After hearing of some of his  adventures on the streets and buses of our provincial Russian city I decided to suggest an outing for my American friend to purchase tickets at a kiosk for a theatre show he had suggested we attend.  Off he went one day then the next.  Never a word of theatre tickets or any rewarding story or adventure. Nothing. SImply days of disappearing in the afternoons and talk of rambling along streets and buying a guitar capo.  Ok, I decided we will not see this show. I confessed I was more interested in the results of the quest I had tasked him with than the production itself so I was not insistent on buying tickets.  Where had he gone instead though? Was he simply forgetful or perhaps simply too shy to attempt the purchase?  My pump priming was for nought it seemed.

Later he told me a story of his experience soon after recalling in his mind my suggestion to purchase these theatre tickets.  As he tells it he was walking back along Prospect Revolution when he recalled my suggestion to purchase the tickets.

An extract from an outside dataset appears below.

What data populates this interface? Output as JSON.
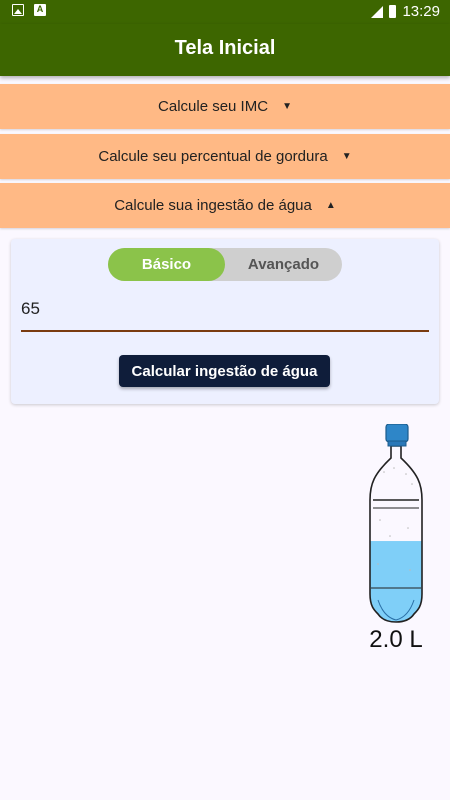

I had simply suggested it but he felt, he says, it was a kind of setting up of a situation to try and get an interesting experience and  he had consciously resisted it.  He even felt a twinge of distaste for the whole idea.  That somehow it would make the city less itself to him if he attempted to will something interesting or contrive a likely situation.  

As he walking along he saw ahead of him the entrance to our wedding hall.  Lining both sides of exit were people happily waiting for the newly wed couple to emerge.  My friend slowed down as he walked to try and time his passing to the couple’s emergence.  As he slowly walked toward the lines of people he noticed a babushka quietly sweeping up rose petals on the sidewalk close to the exit.  She caught his eye because her colored hair so closely mirrored the rose petals with their beautiful red petals changing to white close to the ends. The sweeping grandmother’s hair too was colored red on its ends with white ends closely haloing her head.  Just at the moment his mind took in the pleasing similarity of the rose petals swept neatly into a pile, the rose petal sweeping grandmother and her rose petal hair the newly wed couple emerged from the wedding hall.  

A cheer went up from the wedding guests lining the walk along with a great shower of rose petals tossed into the air blowing across the couple. My American friend says he was the only well-wisher to the newly married couple who heard the soft curse of the rose petal babushka as the rose petals descended to cover her sidewalk and her matter-of-fact soft “блин” mingled with the shouts of “ура!”

He’s happy now with this story.  I admit it’s amusing to me but  such wanderings and time spent for such a trifle?